Not January, because in January, you still have plenty left of all the food you stored last fall. By April, you’ve eaten most of it or it’s gone bad, and you can’t shoot wild animals to eat because they’re all having babies, and your garden, assuming in this mix of times and places that you have one, is not producing yet.
Plus, depending on where you live, it may still be under snow.
But for those trying to live out of the backyard, it can still be a challenging time. If you planned ahead well and actually followed through on said planning, you ought to have some overwintered greens available — all bolting, it’s true, but still edible. You might even have some early garden crops, if you cleverly created a garden that could be worked during a dry spell in January or February. They’re probably mostly greens, but if you planted the overwintering cauliflower and broccoli, they might be producing about now.

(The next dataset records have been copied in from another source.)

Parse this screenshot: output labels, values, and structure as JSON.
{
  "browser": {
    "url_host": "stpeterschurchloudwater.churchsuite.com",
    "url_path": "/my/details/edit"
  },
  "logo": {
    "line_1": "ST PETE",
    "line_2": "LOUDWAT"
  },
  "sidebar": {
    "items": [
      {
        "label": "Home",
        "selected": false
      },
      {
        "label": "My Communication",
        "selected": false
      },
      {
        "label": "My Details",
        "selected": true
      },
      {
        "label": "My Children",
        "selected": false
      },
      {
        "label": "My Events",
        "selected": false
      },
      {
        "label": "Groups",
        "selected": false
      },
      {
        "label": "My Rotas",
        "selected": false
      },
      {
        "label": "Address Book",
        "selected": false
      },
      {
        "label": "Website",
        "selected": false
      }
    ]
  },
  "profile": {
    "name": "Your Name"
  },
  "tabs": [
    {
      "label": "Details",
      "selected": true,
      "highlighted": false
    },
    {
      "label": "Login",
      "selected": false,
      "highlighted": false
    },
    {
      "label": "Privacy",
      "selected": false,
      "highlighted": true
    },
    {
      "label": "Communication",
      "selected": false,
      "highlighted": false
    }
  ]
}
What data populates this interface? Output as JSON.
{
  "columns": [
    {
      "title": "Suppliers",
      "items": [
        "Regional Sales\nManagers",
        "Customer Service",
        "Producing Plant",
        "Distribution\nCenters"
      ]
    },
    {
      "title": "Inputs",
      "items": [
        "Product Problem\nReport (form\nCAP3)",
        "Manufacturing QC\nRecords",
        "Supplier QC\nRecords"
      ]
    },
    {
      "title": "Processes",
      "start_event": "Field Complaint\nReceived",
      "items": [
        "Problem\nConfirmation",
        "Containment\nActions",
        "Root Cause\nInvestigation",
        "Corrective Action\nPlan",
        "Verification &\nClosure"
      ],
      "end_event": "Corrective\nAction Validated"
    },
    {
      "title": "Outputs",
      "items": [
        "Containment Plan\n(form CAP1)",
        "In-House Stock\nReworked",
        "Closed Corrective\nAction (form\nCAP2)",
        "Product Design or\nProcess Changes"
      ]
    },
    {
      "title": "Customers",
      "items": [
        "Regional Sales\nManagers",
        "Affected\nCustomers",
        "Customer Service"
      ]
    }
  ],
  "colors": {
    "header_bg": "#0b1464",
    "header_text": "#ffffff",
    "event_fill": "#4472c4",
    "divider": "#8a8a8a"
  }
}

Maybe.
There might be some leeks left in the garden, too.
Other things you could eat; I’ve read that maple blossoms are edible. I have not, frankly, been moved to try them, even though they do have a lovely fragrance — before opening, at least — like honey. Dandelion greens. Fir tip tea.
OK, so it’s still not a time of great abundance, and I’m grateful we’ve still got stored grains, and plenty of home-canned tomato sauce, tomatillo salsa, and so forth. Not to mention the grocery store and the farmers market, and local farmers, from whom, blessedly, you can buy things like eggs and potatoes.
We also have, in the stored-foods-still-on-hand department, winter squash, which badly needs to be used up immediately, even though there’s quite a bit of it, and a person can only eat so much squash at a time, and it’s in November, not April, that one craves foods like pumpkin risotto or squash enchiladas or pumpkin pie.
Not that pumpkin pie isn’t good anytime.
So what is a frugal-ish home cook to do?
This is where the freezer comes in handy. I will cook up that squash and freeze it, and then commence to bake some … um …
I know. Delicious squash rolls with cheese and sage, or maybe pumpkin cinnamon raisin bread. Maybe both.
Maybe a spoonful of squash puree in the mac and cheese sauce. Maybe some muffins. Maybe the dog would like a spoonful of squash puree on his dinner (silly question; he loves squash). Maybe a batch of those enchiladas, since we have tortillas that need using up, and the aforementioned tomatillo salsa.
My ongoing kitchen exercise for the last year has been using up odds and ends more consistently, rather than letting that last little bit of something go bad.
In recent attempts, the half-cup of roasted-tomato-sauce-relabled-cream-of-tomato-soup turned back into sauce for topping a pizza, since there wasn’t enough of it to make a whole serving of soup. The leftover refried beans became bean burritos. Et cetera.
On the whole, it’s been fairly successful. We won’t discuss the leftover pie crust dough wrapped in waxed paper and languishing in the fridge that almost certainly has lost all its goodness by now and may be unsalvageable. What? I can’t hear you.
Anyway. The squash is more than a little bit of something, but it does fall into the same category. We have it; it took resources to grow it and transport it to us; we must be grateful and make good use of this fine food.
I’m thinking of a recipe I saw somewhere for a tart in which eggs were mixed with squash puree and baked in a shell, rather like a quiche. Texture and flavor are hard to picture, but it’s well worth a try.
After all, it’s April, and a cook must make the most of what’s on hand.